Granted, there seemed to be methodological problems with the conclusions drawn, but these could have been challenged empirically, rather than through a politicised reaction. The study was not complete, and it was limited in analysis and depth. But it did state that the findings could not be applied to the whole of Uttarakhand, an aspect that was glossed over by the protesters. Moreover, the sexuality described in the booklet would not imply that Uttarakhand was any worse than other regions of India, as this was not a comparative study.
The reaction against hapless Sahayog was, if anything, primitive. The mood was set by two national Hindi dailies and by local Uttarakhand leaders who maintained that the report was nothing but full of obscenity and lies regarding the sexual behaviour of the hill people. On 20 April, the ngo’s office located opposite the Almora jail was ransacked. The same day, a field team of Sahayog was set upon in Jageshwar in Dhauladevi Block by local toughs in full presence of the revenue police. The crowd beat up the male members and forced some of the women to read the verbally daring portions of the report. Besides seizing all available copies of the report, the police arrested 11 Sahayog workers, of whom six were detained behind bars, including the Das Gupta couple. The district magistrate thought it appropriate to recommend action against them under the National Security Act, and only widespread condemnation of the DM’s action and an order by the Allahabad High Court, prevented the travesty from proceeding.
Meanwhile a social boycott of the Sahayog members was called for. Traders’ groups and the bar association attempted to block bail for the accused, and the few lawyers who came forward to defended Sahayog were ostracised by the legal community. Furthermore, conservative groups like the Shiv Sena and the Uttarakhand Mahila Morcha swung into action to condemn Sahayog, as did BJP party legislators, who also demanded an inquiry into the activities of all ngos in the hill region. At the Centre, the ruling BJP kept quiet because the Human Resources Development Minister Murli Manohar Joshi comes from this area and had made his own sympathies obvious.
The Sahayog case threw up for discussion once again the matter of “well-funded ngos” and their commitment. Of course, ngos are never entirely blameless, but in conservative societies like the Uttarakhand hills they at least hold the potential of bypassing established structures of society to try to get at the roots of inequity, be it in terms of caste, class or gender. The non-governmental organisations necessarily have to be the subject of scrutiny, and the proliferation of ngos in the hill areas is something to be scrutinised.
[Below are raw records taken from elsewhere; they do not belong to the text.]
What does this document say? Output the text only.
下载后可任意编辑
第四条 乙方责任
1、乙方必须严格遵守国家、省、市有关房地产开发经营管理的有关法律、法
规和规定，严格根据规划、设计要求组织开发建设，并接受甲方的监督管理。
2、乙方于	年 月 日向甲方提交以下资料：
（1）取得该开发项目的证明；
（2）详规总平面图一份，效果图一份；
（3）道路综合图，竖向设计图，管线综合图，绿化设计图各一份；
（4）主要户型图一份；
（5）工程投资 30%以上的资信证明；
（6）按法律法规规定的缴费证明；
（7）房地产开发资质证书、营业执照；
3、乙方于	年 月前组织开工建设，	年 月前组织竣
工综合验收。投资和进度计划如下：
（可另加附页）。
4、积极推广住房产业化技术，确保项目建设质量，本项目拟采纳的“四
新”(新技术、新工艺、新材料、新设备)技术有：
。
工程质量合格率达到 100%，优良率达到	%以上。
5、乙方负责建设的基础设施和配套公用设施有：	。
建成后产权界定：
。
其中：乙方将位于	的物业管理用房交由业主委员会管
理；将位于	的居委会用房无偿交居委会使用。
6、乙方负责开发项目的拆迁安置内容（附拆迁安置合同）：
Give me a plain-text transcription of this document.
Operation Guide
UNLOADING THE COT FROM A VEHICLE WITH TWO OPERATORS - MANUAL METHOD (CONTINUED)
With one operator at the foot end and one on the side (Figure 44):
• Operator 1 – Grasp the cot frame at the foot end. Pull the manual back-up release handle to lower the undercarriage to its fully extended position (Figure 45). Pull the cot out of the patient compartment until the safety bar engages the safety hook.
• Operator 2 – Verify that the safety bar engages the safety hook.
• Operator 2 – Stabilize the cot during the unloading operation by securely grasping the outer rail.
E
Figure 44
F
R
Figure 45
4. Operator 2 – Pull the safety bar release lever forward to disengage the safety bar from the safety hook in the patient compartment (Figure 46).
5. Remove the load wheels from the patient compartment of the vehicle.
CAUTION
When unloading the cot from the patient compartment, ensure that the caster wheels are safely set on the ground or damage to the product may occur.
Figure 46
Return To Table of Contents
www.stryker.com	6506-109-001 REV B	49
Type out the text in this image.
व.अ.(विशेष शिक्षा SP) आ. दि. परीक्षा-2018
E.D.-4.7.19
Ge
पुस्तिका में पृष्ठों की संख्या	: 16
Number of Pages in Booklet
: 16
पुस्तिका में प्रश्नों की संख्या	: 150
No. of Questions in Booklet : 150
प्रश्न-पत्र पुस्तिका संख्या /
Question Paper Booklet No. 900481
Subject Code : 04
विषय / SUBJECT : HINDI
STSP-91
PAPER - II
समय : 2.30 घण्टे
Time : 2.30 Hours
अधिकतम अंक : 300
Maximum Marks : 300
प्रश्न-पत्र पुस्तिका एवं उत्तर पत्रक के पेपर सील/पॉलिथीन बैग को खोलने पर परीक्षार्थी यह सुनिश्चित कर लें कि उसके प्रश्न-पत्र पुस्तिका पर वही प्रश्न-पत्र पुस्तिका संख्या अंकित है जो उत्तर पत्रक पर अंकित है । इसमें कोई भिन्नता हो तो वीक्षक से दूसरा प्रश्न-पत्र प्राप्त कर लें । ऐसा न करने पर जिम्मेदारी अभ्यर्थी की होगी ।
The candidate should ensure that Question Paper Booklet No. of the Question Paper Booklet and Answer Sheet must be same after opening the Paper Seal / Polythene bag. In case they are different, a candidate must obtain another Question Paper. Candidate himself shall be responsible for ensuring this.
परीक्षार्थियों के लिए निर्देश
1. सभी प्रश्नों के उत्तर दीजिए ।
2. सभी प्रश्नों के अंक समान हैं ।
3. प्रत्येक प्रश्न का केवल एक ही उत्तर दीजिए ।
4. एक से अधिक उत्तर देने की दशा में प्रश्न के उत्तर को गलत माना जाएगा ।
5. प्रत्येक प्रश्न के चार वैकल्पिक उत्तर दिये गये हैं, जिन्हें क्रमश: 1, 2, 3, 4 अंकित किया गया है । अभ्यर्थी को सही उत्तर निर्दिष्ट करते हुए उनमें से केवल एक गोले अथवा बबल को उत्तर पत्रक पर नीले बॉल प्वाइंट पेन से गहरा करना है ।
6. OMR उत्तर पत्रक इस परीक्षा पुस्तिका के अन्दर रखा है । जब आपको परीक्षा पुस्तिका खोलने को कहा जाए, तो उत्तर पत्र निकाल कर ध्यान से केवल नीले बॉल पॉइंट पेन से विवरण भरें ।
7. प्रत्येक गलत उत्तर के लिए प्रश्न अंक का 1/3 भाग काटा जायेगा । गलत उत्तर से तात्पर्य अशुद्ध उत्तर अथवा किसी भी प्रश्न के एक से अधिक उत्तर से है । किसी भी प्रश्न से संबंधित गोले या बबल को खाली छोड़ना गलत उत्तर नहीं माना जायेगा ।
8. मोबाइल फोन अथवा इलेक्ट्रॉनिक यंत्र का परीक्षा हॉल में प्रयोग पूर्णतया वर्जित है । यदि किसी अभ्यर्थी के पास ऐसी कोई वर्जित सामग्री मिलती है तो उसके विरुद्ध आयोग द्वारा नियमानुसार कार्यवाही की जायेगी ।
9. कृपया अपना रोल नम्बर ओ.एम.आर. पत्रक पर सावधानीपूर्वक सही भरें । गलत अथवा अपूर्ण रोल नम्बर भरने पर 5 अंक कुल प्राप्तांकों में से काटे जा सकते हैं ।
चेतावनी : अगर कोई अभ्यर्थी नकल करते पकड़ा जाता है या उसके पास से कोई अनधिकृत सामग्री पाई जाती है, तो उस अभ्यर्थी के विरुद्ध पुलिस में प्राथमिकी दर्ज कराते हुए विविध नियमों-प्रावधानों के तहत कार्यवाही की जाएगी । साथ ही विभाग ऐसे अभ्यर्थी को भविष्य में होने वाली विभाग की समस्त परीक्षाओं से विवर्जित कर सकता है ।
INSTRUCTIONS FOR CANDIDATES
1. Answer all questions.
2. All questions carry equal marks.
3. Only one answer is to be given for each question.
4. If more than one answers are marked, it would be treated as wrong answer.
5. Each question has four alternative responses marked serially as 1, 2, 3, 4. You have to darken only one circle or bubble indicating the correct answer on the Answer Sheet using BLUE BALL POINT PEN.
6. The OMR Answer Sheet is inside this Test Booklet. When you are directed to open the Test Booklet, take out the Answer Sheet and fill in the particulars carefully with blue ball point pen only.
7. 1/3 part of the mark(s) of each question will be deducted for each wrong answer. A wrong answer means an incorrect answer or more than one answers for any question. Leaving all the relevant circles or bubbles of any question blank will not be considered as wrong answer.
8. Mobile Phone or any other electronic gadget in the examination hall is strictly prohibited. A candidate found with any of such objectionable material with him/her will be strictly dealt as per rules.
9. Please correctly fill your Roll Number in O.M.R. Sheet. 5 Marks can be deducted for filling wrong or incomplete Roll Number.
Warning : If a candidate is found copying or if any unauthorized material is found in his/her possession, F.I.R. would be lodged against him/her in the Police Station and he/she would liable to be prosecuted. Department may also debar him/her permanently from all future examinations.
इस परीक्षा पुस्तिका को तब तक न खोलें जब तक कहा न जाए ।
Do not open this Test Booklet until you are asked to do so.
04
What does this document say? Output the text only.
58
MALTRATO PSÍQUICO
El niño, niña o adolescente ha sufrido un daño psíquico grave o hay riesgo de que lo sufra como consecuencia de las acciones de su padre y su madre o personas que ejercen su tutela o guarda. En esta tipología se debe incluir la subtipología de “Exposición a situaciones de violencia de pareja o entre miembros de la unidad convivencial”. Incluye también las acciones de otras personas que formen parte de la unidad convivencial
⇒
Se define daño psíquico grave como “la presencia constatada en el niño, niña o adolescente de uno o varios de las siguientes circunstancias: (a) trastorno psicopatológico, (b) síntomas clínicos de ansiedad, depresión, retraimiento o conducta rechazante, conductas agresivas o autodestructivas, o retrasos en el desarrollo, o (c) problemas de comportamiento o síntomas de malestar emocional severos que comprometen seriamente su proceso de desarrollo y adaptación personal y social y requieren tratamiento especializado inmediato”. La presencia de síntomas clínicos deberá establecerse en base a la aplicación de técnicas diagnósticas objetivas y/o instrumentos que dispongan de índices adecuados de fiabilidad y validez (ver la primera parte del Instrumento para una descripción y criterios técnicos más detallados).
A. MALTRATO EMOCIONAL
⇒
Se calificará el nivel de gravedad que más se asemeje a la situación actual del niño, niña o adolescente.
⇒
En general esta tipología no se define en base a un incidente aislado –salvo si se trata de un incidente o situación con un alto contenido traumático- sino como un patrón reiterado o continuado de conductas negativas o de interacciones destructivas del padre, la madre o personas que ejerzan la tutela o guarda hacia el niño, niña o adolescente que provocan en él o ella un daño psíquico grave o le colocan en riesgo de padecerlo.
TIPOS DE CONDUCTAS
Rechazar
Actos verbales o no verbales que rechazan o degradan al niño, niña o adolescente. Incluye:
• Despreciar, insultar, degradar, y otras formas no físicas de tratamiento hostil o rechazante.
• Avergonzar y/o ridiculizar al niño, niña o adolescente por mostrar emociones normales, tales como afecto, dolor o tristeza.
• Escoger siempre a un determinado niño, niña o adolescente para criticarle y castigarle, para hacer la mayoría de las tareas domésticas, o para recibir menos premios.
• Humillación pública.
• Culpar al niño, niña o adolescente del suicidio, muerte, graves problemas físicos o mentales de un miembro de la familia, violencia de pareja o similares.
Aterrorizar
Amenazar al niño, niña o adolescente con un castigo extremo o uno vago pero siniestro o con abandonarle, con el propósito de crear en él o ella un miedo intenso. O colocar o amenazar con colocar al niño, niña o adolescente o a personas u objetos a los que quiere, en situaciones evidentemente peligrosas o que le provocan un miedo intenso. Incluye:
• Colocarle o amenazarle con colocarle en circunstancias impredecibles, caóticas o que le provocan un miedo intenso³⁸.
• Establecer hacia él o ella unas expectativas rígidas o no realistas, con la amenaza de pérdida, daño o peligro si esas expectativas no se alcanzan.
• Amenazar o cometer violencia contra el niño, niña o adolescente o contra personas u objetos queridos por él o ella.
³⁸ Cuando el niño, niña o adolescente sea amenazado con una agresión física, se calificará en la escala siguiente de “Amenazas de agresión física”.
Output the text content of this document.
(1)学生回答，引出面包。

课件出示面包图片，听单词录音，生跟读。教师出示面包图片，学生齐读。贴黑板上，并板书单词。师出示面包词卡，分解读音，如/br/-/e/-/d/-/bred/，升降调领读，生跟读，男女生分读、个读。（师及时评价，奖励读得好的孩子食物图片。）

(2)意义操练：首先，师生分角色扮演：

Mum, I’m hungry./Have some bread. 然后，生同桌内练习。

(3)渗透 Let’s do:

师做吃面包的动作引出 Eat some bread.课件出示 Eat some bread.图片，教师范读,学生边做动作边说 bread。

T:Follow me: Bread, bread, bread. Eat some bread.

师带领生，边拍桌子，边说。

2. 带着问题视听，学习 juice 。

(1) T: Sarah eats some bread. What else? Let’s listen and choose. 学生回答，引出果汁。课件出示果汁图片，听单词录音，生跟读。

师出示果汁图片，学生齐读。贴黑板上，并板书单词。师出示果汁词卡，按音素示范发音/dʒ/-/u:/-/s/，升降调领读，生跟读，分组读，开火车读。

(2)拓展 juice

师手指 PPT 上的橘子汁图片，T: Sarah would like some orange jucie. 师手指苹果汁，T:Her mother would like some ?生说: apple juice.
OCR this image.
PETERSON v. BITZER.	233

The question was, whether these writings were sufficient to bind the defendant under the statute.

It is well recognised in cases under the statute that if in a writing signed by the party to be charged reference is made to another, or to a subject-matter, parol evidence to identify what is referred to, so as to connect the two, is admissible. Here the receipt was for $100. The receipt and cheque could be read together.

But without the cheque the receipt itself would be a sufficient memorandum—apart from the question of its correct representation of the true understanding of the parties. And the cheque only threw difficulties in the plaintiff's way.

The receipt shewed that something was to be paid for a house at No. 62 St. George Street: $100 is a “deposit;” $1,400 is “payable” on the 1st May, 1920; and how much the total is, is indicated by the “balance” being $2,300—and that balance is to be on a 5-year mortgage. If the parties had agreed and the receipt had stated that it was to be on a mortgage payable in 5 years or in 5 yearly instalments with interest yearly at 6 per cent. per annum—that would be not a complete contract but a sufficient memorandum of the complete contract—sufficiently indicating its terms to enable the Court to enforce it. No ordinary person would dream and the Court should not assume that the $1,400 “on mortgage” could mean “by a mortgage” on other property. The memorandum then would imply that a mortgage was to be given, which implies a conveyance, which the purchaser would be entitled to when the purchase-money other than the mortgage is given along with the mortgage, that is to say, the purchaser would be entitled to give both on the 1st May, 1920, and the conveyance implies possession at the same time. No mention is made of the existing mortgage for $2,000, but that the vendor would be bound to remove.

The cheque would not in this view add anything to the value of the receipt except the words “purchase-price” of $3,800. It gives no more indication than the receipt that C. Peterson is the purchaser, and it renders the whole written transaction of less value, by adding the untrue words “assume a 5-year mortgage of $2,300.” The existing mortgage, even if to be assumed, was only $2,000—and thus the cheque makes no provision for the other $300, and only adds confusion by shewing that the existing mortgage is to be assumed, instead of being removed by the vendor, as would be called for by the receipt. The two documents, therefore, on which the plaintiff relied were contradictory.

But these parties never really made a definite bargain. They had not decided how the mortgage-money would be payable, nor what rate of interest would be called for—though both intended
It is also correct that a lot of funding goes towards research in HIV/ AIDS when the health priorities within a community may be quite different.
The Sahayog case perhaps indicates a need for activists to be more careful when reports are prepared on sensitive social matters. On the other hand, a negative reaction from conservative societal leaders is as often as not a useful index of the impact of one’s work. A belligerent reaction such as the one against Sahayog shows that the ills that the repor indicates, probably do exist, although no exclusively in Uttarakhand. The ‘mistake’ that Sahayog may have made, was to publish its report in Hindi rather than in English, as is the age-old ngo tradition. This meant that the report went closer to the ‘people’, which is why it got the reaction it did. Which cannot all of it be a bad thing.